Parmelin Guy · Bundesrat · 2017-03-16
Parmelin Guy · Bundesrat · Waadt · 2017-03-16
Wortprotokoll
Le Conseil fédéral prend au sérieux les préoccupations de la Commission de la politique de sécurité de votre conseil. Pour vous le prouver, plusieurs mesures sont mises en place dans le cadre du Développement de l'armée (DEVA) afin d'augmenter l'attractivité de la carrière d'officier.
Premièrement, la formation des cadres est améliorée. L'instruction doit être dirigée par des cadres qui bénéficient d'un haut niveau de formation. Dans les faits, il s'agit de convaincre les candidats les plus aptes à se perfectionner, et surtout à les préparer à remplir le mieux possible leurs tâches par une instruction spécifique efficace. Chaque futur cadre effectue une école de recrues complète avant son école de sous-officier. Par conséquent, on peut dire qu'il termine son apprentissage avant d'accomplir sa maîtrise. Les candidats officiers effectuent également un service pratique. En tant que chefs de groupe, ils découvrent ainsi la fonction de leurs futurs subordonnés directs, mais ils ont surtout la possibilité de se familiariser pleinement dans les domaines de l'instruction, de la conduite et de l'éducation, gagnant ainsi plus facilement la compréhension et l'assurance nécessaires à leur future fonction. Avec le futur cursus d'avancement, on remet la milice au centre de l'intérêt. Les cadres effectuent un paiement de galons complet, ce qui leur permet de prendre plus de responsabilités et, par conséquent, d'emmagasiner une plus grande expérience de conduite et de commandement.
Deuxième point important, un crédit à la formation est alloué. Cette aide peut être utilisée pour une formation ou un perfectionnement dans le domaine civil. Ce crédit, qui se base sur l'article 29a de la législation sur l'armée dépend du grade et de la durée de l'instruction. Il peut être perçu pour des cadres jusqu'au niveau corps de troupe, soit le niveau bataillon/groupe. Par exemple, pour un officier de section, celui-ci s'élève à 13 500 francs qui peut être cumulé par la suite aux 14 400 francs prévus lors d'un avancement en tant que commandant d'unité. En outre, pour la formation d'aide de commandement au niveau du corps de troupe, un montant supplémentaire de 4200 francs est alloué.
Troisième point, un certificat de formation et de compétences est créé. Après leur instruction de base, les cadres de l'armée reçoivent un document attestant leur parcours de formation et leurs compétences acquises. Ce document contient une description des tâches et des activités, les conditions générales de leur service pratique ainsi qu'une description des compétences acquises.
Point suivant, la formation militaire est reconnue par Swissuniversities, donc par les hautes écoles suisses.

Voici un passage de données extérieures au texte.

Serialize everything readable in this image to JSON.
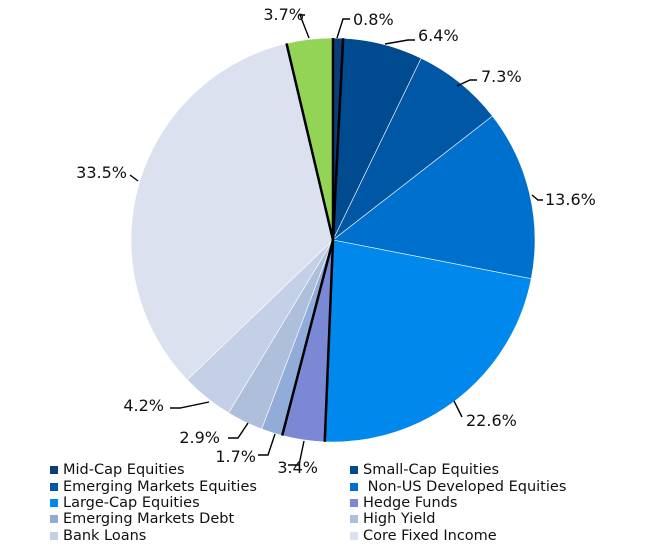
{
  "chart_data": {
    "type": "pie",
    "title": "",
    "legend_position": "bottom",
    "series": [
      {
        "name": "Mid-Cap Equities",
        "label": "0.8%",
        "value": 0.8,
        "color": "#0a3d7a"
      },
      {
        "name": "Small-Cap Equities",
        "label": "6.4%",
        "value": 6.4,
        "color": "#004a8f"
      },
      {
        "name": "Emerging Markets Equities",
        "label": "7.3%",
        "value": 7.3,
        "color": "#0057a6"
      },
      {
        "name": "Non-US Developed Equities",
        "legend_text": " Non-US Developed Equities",
        "label": "13.6%",
        "value": 13.6,
        "color": "#0070cf"
      },
      {
        "name": "Large-Cap Equities",
        "label": "22.6%",
        "value": 22.6,
        "color": "#0088ec"
      },
      {
        "name": "Hedge Funds",
        "label": "3.4%",
        "value": 3.4,
        "color": "#7b88d6"
      },
      {
        "name": "Emerging Markets Debt",
        "label": "1.7%",
        "value": 1.7,
        "color": "#91acd8"
      },
      {
        "name": "High Yield",
        "label": "2.9%",
        "value": 2.9,
        "color": "#aebfdc"
      },
      {
        "name": "Bank Loans",
        "label": "4.2%",
        "value": 4.2,
        "color": "#c4d0e8"
      },
      {
        "name": "Core Fixed Income",
        "label": "33.5%",
        "value": 33.5,
        "color": "#dbe1ef"
      },
      {
        "name": "",
        "label": "3.7%",
        "value": 3.7,
        "color": "#93d456"
      }
    ]
  }
}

Afin de garantir une meilleure synchronisation de leur carrière de cadres militaires avec la formation civile, l'armée donne à ses cadres jusqu'à trois semaines de congé avant la fin de l'école de recrues dans laquelle ils effectuent leur service pratique pour leur permettre de suivre une formation civile de degré III. Elle leur accorde aussi cinq jours de congé à choix pour préparer [PAGE 511] leurs études. Ce "licenciement" anticipé est compensé dans le cadre du service en cours de répétition.
En outre, les cadres de l'armée peuvent obtenir des points ECTS comptabilisés par certaines hautes écoles dans le cadre de leurs études. De plus, diverses hautes écoles de Suisse considèrent certaines formations militaires comme des stages préalables. Actuellement, 25 partenaires reconnaissent déjà une ou plusieurs formations, et seize autres conventions du même type sont en cours d'élaboration. Celles-ci seront développées et adaptée en permanence.
Par conséquent, le DEVA se caractérise principalement par une disponibilité accrue, un équipement complet de ses effectifs, ainsi que par une politique de régionalisation, de même que par une meilleure instruction des cadres. De ce fait, les futurs cadres de milice auront l'occasion d'acquérir en pratique un surcroît de compétences techniques et sociales dans leur rôle de chef. En outre, le modèle de service, vous le savez, est revu fondamentalement, avec une adaptation du nombre des jours de service. Parallèlement, l'instruction militaire représentera un avantage pour la formation et le perfectionnement dans le domaine civil.
Le Conseil fédéral, pour les raisons que je viens de vous exposer, considère donc qu'il est prématuré et inutile d'établir un autre rapport intermédiaire sur la question soulevée. Il faut attendre que le DEVA, qui entrera en vigueur le 1er janvier 2018, déploie ses principales dispositions pour pouvoir en analyser les effets concrets. Le cas échéant, une fois que nous aurons accumulé un peu d'expérience, si nécessaire, nous pourrons discuter d'éventuelles adaptations.
C'est pour ces raisons que le Conseil fédéral vous propose de rejeter le postulat.